I didn't exclude anyone & I certainly didn't do anything wrong by choosing PF Chang's and I am now so aggravated beyond belief it's not even funny.

I also do not appreciate that the group that got together is being "pointed at" like we did something wrong by eating out... You weren't there- you don't know what went on- so mind your business and don't judge people.

And to be perfectly honest I'm really pissed because Fran was planning on coming with us until their finances took a bad turn and had to cancel...

So what's REALLY happening here is--- that eating out was o.k. 2 weeks ago, but NOW that she can't afford to eat out- the people that can are now the bad ones who are surrounding themselves with horrible food in restaurants!!!???!!!

Why are you being hypocritical? {I love you Fran, but I have to call you out on this one... it's ridiculous...}

And not that we need to explain ourselves, but just so you know how "horrible" we were...

#1 We all had Water...

#2 One of us had Soup the rest of us shared portions that were smaller than appetizers at any restaurant I've ever been to. (Tapas)

#3 If you look at our photo, none of us even touched the bread on the table!

Food was NOT the reason we met- food was there so we could eat, as we ALL have to do 3 times a day!

We spent MOST of our time getting to know one another and asking questions.

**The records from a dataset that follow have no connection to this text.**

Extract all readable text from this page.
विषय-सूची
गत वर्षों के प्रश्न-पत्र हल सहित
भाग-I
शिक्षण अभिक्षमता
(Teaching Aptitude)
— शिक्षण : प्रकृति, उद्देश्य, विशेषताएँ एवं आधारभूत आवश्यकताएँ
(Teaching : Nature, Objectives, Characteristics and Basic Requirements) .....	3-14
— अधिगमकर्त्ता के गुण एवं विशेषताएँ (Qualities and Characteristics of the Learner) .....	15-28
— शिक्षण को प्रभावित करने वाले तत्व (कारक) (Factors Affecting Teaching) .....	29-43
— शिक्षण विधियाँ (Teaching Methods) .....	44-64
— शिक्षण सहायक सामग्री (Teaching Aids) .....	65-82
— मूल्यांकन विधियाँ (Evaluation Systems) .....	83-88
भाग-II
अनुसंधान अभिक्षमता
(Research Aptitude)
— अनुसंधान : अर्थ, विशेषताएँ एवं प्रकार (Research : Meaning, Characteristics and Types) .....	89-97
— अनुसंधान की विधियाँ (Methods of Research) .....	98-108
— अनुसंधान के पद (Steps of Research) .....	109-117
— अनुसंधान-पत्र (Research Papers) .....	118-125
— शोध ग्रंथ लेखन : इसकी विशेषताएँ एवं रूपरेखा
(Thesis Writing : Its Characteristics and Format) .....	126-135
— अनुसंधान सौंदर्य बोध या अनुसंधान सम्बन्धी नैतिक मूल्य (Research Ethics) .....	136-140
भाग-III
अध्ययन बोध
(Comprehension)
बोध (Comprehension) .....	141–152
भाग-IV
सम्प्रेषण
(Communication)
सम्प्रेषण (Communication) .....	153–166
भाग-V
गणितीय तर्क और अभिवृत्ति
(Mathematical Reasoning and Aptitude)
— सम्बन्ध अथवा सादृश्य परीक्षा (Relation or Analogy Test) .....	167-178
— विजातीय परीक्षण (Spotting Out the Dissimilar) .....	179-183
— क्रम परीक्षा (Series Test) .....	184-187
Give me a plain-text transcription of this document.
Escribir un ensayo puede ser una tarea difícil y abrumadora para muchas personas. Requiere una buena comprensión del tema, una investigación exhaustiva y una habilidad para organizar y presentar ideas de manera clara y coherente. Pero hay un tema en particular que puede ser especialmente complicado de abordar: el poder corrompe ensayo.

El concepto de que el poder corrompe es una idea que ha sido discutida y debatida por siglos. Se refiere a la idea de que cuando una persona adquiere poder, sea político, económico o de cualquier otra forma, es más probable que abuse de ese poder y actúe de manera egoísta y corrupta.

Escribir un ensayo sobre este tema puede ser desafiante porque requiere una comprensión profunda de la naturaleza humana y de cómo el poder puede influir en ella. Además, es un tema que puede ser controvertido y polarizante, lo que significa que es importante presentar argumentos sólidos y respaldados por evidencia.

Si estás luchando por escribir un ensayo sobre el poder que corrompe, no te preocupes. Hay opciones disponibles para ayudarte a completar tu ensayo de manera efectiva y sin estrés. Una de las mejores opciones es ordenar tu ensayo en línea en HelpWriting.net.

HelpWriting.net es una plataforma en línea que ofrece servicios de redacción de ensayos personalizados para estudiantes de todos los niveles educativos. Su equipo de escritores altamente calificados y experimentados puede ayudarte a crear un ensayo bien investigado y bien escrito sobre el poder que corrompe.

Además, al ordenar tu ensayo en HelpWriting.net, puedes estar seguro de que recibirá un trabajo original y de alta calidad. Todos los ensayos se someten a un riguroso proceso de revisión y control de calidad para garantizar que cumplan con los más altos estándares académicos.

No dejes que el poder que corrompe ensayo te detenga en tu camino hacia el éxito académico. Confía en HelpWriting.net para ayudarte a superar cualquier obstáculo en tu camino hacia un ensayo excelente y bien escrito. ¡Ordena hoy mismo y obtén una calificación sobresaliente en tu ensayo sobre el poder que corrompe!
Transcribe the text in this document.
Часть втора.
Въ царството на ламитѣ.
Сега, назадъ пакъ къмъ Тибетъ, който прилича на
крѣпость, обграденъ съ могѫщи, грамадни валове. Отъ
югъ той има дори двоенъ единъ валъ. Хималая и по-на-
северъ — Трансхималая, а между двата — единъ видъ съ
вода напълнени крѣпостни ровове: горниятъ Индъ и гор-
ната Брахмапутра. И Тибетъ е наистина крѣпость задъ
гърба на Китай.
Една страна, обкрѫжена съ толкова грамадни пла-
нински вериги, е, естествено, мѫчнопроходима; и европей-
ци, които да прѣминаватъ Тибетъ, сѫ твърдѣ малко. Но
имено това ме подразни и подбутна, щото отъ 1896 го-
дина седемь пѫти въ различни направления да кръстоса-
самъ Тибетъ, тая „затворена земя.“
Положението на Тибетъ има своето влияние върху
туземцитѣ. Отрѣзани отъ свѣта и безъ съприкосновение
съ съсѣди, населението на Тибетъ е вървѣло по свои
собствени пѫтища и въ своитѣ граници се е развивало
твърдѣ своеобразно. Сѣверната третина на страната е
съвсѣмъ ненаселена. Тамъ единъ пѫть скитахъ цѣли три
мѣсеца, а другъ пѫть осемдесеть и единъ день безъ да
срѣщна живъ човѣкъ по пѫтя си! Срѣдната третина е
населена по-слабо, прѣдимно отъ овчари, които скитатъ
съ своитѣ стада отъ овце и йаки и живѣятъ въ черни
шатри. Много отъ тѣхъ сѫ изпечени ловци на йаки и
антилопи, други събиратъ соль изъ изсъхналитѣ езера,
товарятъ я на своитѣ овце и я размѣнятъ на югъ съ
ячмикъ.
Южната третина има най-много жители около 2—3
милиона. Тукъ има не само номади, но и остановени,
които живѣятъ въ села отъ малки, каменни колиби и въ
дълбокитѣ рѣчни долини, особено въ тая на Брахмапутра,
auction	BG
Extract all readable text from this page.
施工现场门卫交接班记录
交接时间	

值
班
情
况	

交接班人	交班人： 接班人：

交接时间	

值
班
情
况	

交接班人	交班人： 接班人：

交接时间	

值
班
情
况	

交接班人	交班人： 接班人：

So basically, we did not meet at an IHOP- we did not spend the entire time ordering food, nor did we overeat by any means... OMG- GUESS WHAT? WE'RE ADULTS!!!

Don't judge if you weren't there or had a bad experience where you "use to live"... that's not fair to the rest of us...

Going out to eat is something I love to do and is something I will continue to do for the rest of my life. I have to eat- so why not do it socially? Nowhere on the menu does it say that you can't share nor does it say you have to order anything more than an appetizer or soup... No where does it say- you must overeat to enjoy eating out...

If someone cannot come because of financial reasons or simply because they can't handle being in a restaurant- that's not my business- but don't put others down because they CAN handle it... It would be fantastic if every day were roses- the fact is no matter what you plan, where you plan it, or when you plan it, someone will have something to say about it and try to change it... That's why I put what I did on the invitation...

The group that got together last week was from all over the valley- we decided to plan the meetings centrally so it's easier to have larger groups attend... I would love to have other events to go to in Henderson but I have yet to see a date and time actually planned out.

If someone actually plans one & sends out an invite, then I will be happy to attend that one too... Support is support no matter where you are sitting or standing or eating or drinking...

And by the way- I had visitors in town all month- I probably ate out 20 times or more (no exaggeration) and still managed to lose weight... Eating OUT was not what got me here, it was the choices I made- it was the exclusion of exercise- and a life long struggle with yo-yo dieting.